Bryn’s mind flew from this thin-aired, low-maintenance hideaway to their rather ostentatious home in Newport. Her mother had made a career out of volunteering with the Junior League and decorating their home with only the finest furnishings and accessories. “How did you and Mom ever get together?” She looked over her shoulder to see his rueful smile.

“We were more alike once. In college, I thought …” His words drained away like the water off of his paddle. “At some point, your mother changed. I changed.” He halted, as if trying not to say too much.

“She’s been pretty mean lately,” Bryn said, digging her paddle into the water again. “Are you two okay? I mean, your marriage and everything?”

He was silent for a long moment. “Sure, Bryn. We’re fine.”
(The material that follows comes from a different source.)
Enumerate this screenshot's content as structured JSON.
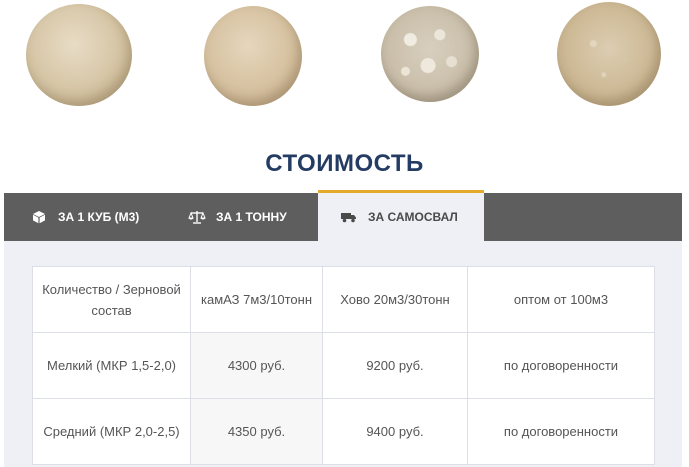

Bryn licked her lips and kept paddling, searching the approaching shore for the Pierces’ cabin. The sounds of sharp axes cutting through soft wood carried across the lake, as they had since morning, and she caught sight of Eli and his father as they stood around an old, dying tree. Built the same year as the Baileys’, the Pierces’ cabin had been completed first, then Jedidiah and Peter had moved on to finish the Bailey abode. All in one summer. “We were young then,” her father would say wistfully. But there was something in his eyes, in the way he held his shoulders slightly back, as if still proud of the accomplishment, that made her ask him to tell the story again and again.

Peter Bailey had met up with Jedidiah Pierce, born and raised in Alaska, in the summer of ’62, backpacking through Europe. In Germany, the pair had stayed at a youth hostel overnight and went out the next day to try the locals’ fabled Gewürztraminer. Frequently wineries set up tents along the road, and the duo stopped at the first one they saw. It was only much later that they learned they had crashed a wedding party, and the father of the bride had them tossed out.

From then on, the men were like blood brothers, and Jed, having spotted the pristine site on a hike years before, brought his new friend to Summit Lake the following summer. Both purchased several acres from Ben White, who owned much of the land surrounding the water. Ben was an older man who had been living alone on Summit since 1953, when he was discharged from the army. His home was at the northern tip of the lake. No one else owned land on the lake or lived in the small mountain valley.